'A strikingly quirky, delicate, and intricate work... Winterson has mastered both comedy and tragedy in this rich little novel.... Winterson's great gift is evident.' - The Washington Post Book World
When it first appeared, Jeanette Winterson's extraordinary debut novel received unanimous international praise, including the prestigious Whitbread Prize for best first fiction. Winterson has gone on to fulfill that promise, winning the John Llewellyn Rhys Prize and producing some of the most dazzling and admired novels of the past decade. Now required reading in contemporary literature, Oranges Are Not the Only Fruit is a funny, poignant exploration of a young girl's quirky adolescence.
Jeanette is a bright and rebellious orphan who is adopted into an evangelical household in the dour, industrial North of England and finds herself embroidering grim religious mottoes and shaking her little tambourine for Jesus.

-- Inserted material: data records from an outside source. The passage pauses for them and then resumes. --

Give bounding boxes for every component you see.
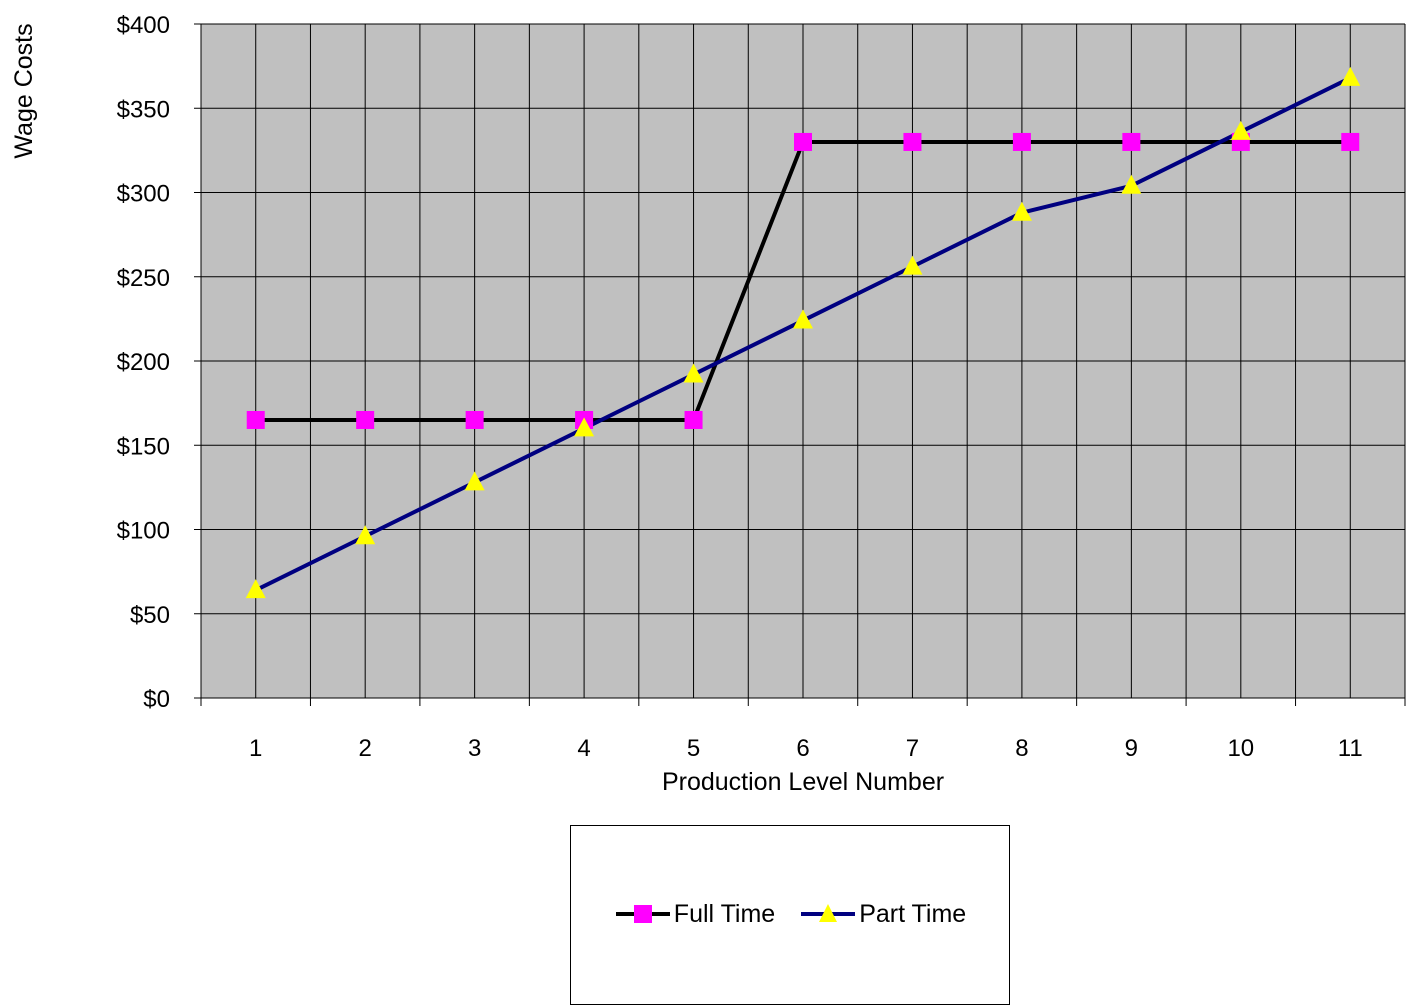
x-tick-labels: 1 2 3 4 5 6 7 8 9 10 11	[249, 735, 1363, 762]
legend-swatch-part-time	[801, 904, 856, 922]
x-tick-label: 6	[796, 735, 809, 762]
x-tick-label: 11	[1338, 735, 1363, 762]
legend-label-full-time: Full Time	[673, 899, 776, 928]
x-tick-label: 3	[468, 735, 481, 762]
data-point-full-time	[465, 410, 484, 429]
data-point-full-time	[903, 132, 922, 151]
series-group	[245, 66, 1361, 599]
data-point-part-time	[245, 579, 266, 599]
axes	[194, 23, 1406, 706]
legend: Full Time Part Time	[570, 825, 1010, 1005]
y-tick-label: $250	[117, 265, 170, 292]
y-tick-label: $300	[117, 181, 170, 208]
y-tick-label: $100	[117, 518, 170, 545]
x-tick-label: 8	[1015, 735, 1028, 762]
y-tick-labels: $0 $50 $100 $150 $200 $250 $300 $350 $400	[117, 12, 170, 713]
y-tick-label: $350	[117, 96, 170, 123]
x-tick-label: 1	[249, 735, 262, 762]
gridlines	[201, 23, 1406, 698]
x-tick-label: 10	[1227, 735, 1254, 762]
data-point-full-time	[1122, 132, 1141, 151]
data-point-part-time	[1121, 174, 1142, 194]
y-tick-label: $150	[117, 433, 170, 460]
data-point-part-time	[1230, 120, 1251, 140]
markers-part-time	[245, 66, 1361, 599]
data-point-part-time	[1011, 201, 1032, 221]
x-tick-label: 7	[906, 735, 919, 762]
data-point-part-time	[355, 525, 376, 545]
data-point-part-time	[793, 309, 813, 329]
x-tick-label: 2	[359, 735, 372, 762]
x-axis-title: Production Level Number	[662, 768, 944, 796]
markers-full-time	[246, 132, 1360, 429]
y-axis-title: Wage Costs	[10, 23, 38, 158]
y-tick-label: $200	[117, 349, 170, 376]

But as this budding missionary comes of age, and comes to terms with her unorthodox sexuality, the peculiar balance of her God-fearing household dissolves. Jeanette's insistence on listening to the truths of her own heart and mind–and on reporting them with wit and passion–makes for an unforgettable chronicle of an eccentric, moving passage into adulthood.
'A daring, unconventional comic novel... by employing quirky anecdotes, which are told with romping humor, and by splicing various parables into the narrative, Winterson allows herself the dangerous luxury of writing a novel that refuses to rely on rousing plot devices... A fascinating debut... A penetrating novel.' - Chicago Tribune
'If Flannery O'Connor and Rita Mae Brown had collaborated on the coming-out story of a young British girl in the 1960s, maybe they would have approached the quirky and subtle hilarity of Jeanette Winterson's autobiographical first novel... Winterson's voice, with its idiosyncratic wit and sensitivity, is one you've never heard before.' - Ms.
ABOUT THE AUTHOR
Born in England in 1959, Jeanette Winterson was raised by a family of Pentecostal evangelists and was destined to become a missionary. Instead, she left home for several odd jobs before studying English at Oxford. She then worked in the theater before writing Oranges Are Not the Only Fruit. She is also the author of The Passion, Sexing the Cherry, Written on the Body, Art and Lies, Art Objects, and Gut Symmetries.